Het blijft natuurlijk gissen. In Engeland is de beroemde taalkundige David Crystal samen met zijn acteurszoon Ben jaren bezig geweest de regels voor 'OP' op te stellen: original pronunciation, namelijk van Elisabethan English, de taal van Shakespeare. In Engeland is sowieso de traditie dat acteurs zich in fonetiek verdiepen wat groter. Maar ik heb niet de indruk dat dit OP nu zo'n doorslaand succes is, moet ik toegeven. Acteurs zullen het toch wel lastig vinden, en het publiek wordt er misschien door afgeleid.
Groet!
Marc
Frans Daems zegt
In Spiegel Historiael schrijft Maerlant het foneem /z/ wel degelijk de ene keer als z, de andere keer als s. Zo schrijft hij 'zoon' de ene keer als 'zone', de andere keer als 'sone'. Overigens schrijft hij 'zeer' de ene keer als 'sere', de andere keer als 'seere'. Ik denk m.a.w. dat de instabiliteit vooral in de spelling zat, en niet zozeer in het foneemsysteem, waarin natuurlijk wel regionale variatie zat, al betwijfel ik of die de stemhebbendheid van initiële fricatieven betrof.
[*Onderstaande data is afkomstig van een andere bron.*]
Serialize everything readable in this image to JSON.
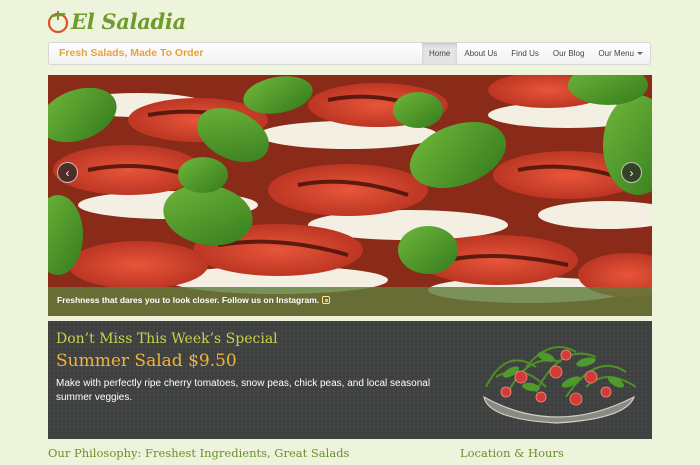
{
  "brand": {
    "name": "El Saladia",
    "accent": "#6d9b2c"
  },
  "navbar": {
    "tagline": "Fresh Salads, Made To Order",
    "items": [
      {
        "label": "Home",
        "active": true
      },
      {
        "label": "About Us"
      },
      {
        "label": "Find Us"
      },
      {
        "label": "Our Blog"
      },
      {
        "label": "Our Menu",
        "dropdown": true
      }
    ]
  },
  "carousel": {
    "caption": "Freshness that dares you to look closer. Follow us on Instagram.",
    "prev_icon": "chevron-left-icon",
    "next_icon": "chevron-right-icon"
  },
  "special": {
    "heading": "Don’t Miss This Week’s Special",
    "title": "Summer Salad $9.50",
    "description": "Make with perfectly ripe cherry tomatoes, snow peas, chick peas, and local seasonal summer veggies."
  },
  "sections": {
    "philosophy": "Our Philosophy: Freshest Ingredients, Great Salads",
    "location": "Location & Hours"
  }
}
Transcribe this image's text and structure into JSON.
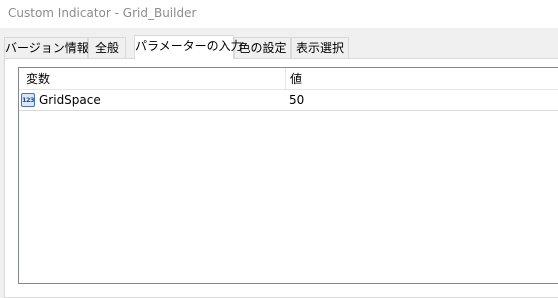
{
  "window": {
    "title": "Custom Indicator - Grid_Builder"
  },
  "tabs": [
    {
      "label": "バージョン情報",
      "active": false
    },
    {
      "label": "全般",
      "active": false
    },
    {
      "label": "パラメーターの入力",
      "active": true
    },
    {
      "label": "色の設定",
      "active": false
    },
    {
      "label": "表示選択",
      "active": false
    }
  ],
  "params": {
    "columns": {
      "variable": "変数",
      "value": "値"
    },
    "rows": [
      {
        "type_icon": "123",
        "icon_name": "integer-type-icon",
        "name": "GridSpace",
        "value": "50"
      }
    ]
  }
}
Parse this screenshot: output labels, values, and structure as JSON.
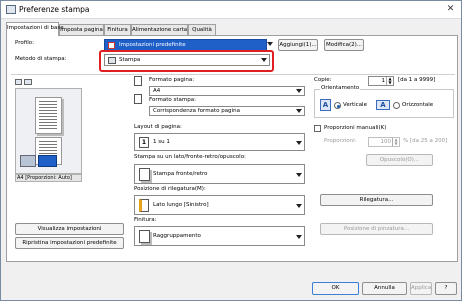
{
  "window": {
    "title": "Preferenze stampa"
  },
  "tabs": [
    {
      "label": "Impostazioni di base"
    },
    {
      "label": "Imposta pagina"
    },
    {
      "label": "Finitura"
    },
    {
      "label": "Alimentazione carta"
    },
    {
      "label": "Qualità"
    }
  ],
  "profile": {
    "label": "Profilo:",
    "value": "Impostazioni predefinite",
    "add_button": "Aggiungi(1)...",
    "edit_button": "Modifica(2)..."
  },
  "output_method": {
    "label": "Metodo di stampa:",
    "value": "Stampa"
  },
  "preview": {
    "caption": "A4 [Proporzioni: Auto]"
  },
  "page_size": {
    "label": "Formato pagina:",
    "value": "A4"
  },
  "output_size": {
    "label": "Formato stampa:",
    "value": "Corrispondenza formato pagina"
  },
  "copies": {
    "label": "Copie:",
    "value": "1",
    "range": "[da 1 a 9999]"
  },
  "orientation": {
    "label": "Orientamento",
    "portrait": "Verticale",
    "landscape": "Orizzontale"
  },
  "page_layout": {
    "label": "Layout di pagina:",
    "value": "1 su 1"
  },
  "manual_scaling": {
    "label": "Proporzioni manuali(K)",
    "scaling_label": "Proporzioni:",
    "scaling_value": "100",
    "scaling_range": "% [da 25 a 200]"
  },
  "print_style": {
    "label": "Stampa su un lato/fronte-retro/opuscolo:",
    "value": "Stampa fronte/retro",
    "booklet_button": "Opuscolo(O)..."
  },
  "binding": {
    "label": "Posizione di rilegatura(M):",
    "value": "Lato lungo [Sinistro]",
    "margin_button": "Rilegatura...",
    "position_button": "Posizione di pinzatura..."
  },
  "finishing": {
    "label": "Finitura:",
    "value": "Raggruppamento"
  },
  "left_buttons": {
    "view_settings": "Visualizza impostazioni",
    "restore_defaults": "Ripristina impostazioni predefinite"
  },
  "footer": {
    "ok": "OK",
    "cancel": "Annulla",
    "apply": "Applica",
    "help": "?"
  }
}
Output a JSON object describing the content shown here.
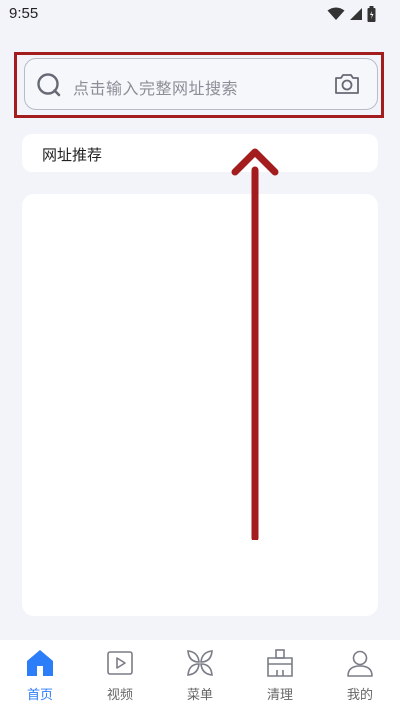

Wat de spellingen s en z in anlaut gevolgd door klinker betreft, schrijft Pijnenburg e.a.: "Middelnederlands s in initio voor vocaal en -w-, intervocalisch en in de positie na -l-, -m-, -n-, -r- voor vocaal is [z]. Het teken z in anlaut komt vooral voor in het westen van Holland, Zeeland en Vlaanderen." (Van den Toorn e.a. eds.Geschiedenis van de Nederlandse taal, p. 91). In hetzelfde werk schrijft Quak (p. 44) dat de stemloze spiranten, waaronder /s/, in de positie vóór klinkers al in de 10e eeuw tot stemhebbende ontwikkelen.
Uit de spelling s kun je dus niet zomaar tot stemloze uitspraak besluiten.
Ik concludeer hieruit dat in de app het woord 'sere' vermoedelijk ten onrechte met stemloze [s] is uitgesproken.